Significantly, the AgriSearch / Ulster Farmers’ Union (UFU) forage survey has confirmed that 21% of the participating farmers have increased the area of winter cereals they would normally grow.
So does this point to a pending increase in the scale of the north’s tillage area? It’s too early to say.
However, with grain prices projected to get ever stronger over the coming months, the temptation for farmers to plough up more land is significant.
Ulster Bank
Meanwhile Ulster Bank’s chief agricultural advisor in Northern Ireland, Cormac McKervey, is confirming that most farming sectors are performing well.
“Farm gate prices are, pretty much, matching the increase in production costs now impacting on all sectors,” he said.
“But the fall-off in the projected number of farmers seeking finance to purchase fertiliser is giving cause for concern.”
The Ulster Bank representative is strongly urging farmers to sow fertiliser over the coming days, in order to prevent a fodder shortfall next winter.

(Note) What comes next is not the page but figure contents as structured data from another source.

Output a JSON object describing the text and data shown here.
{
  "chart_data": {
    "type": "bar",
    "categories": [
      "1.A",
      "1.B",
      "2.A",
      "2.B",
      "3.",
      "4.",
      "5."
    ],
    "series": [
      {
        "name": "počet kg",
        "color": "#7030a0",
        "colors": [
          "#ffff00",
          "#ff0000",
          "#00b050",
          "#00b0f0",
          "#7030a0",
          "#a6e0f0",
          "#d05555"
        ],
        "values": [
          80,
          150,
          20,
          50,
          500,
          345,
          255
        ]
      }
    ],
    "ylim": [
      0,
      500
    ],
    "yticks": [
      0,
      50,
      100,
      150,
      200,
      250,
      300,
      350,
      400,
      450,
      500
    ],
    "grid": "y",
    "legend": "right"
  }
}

“Yes, input prices have increased dramatically in price over recent months. But Ulster Bank is in no way concerned about farmers’ ability to pay back any additional finance that will be required to procure fertiliser that will be needed to meet fodder requirements over the recent months,” McKervey added.
He is strongly advising farmers to set up a loan arrangement in order to finance fertiliser purchases at this stage, rather than extending an overdraft.
“The money can be paid back by way of monthly instalments or the account can be cleared upon receipt of the 2022 basic payment,” he explained.
“Whatever option is taken, it’s important that all the money is paid back before the beginning of the winter feeding season.”
Pig sector
While confirming that pig producers remain under significant financial pressure, McKervey expressed confidence in the future of the sector.
“We continue to work closely with farmers. A number of financial support options are available to producers. But pig farmers tend to be very strategic by nature,” McKervey continued.
“Most managed to pay off a lot of outstanding debt on the back of the high pig prices that were available 12 months or so ago.
“This means that producers, for the most part, entered the current financial downturn in a very upbeat financial position. This bodes well for the future of the pig industry.”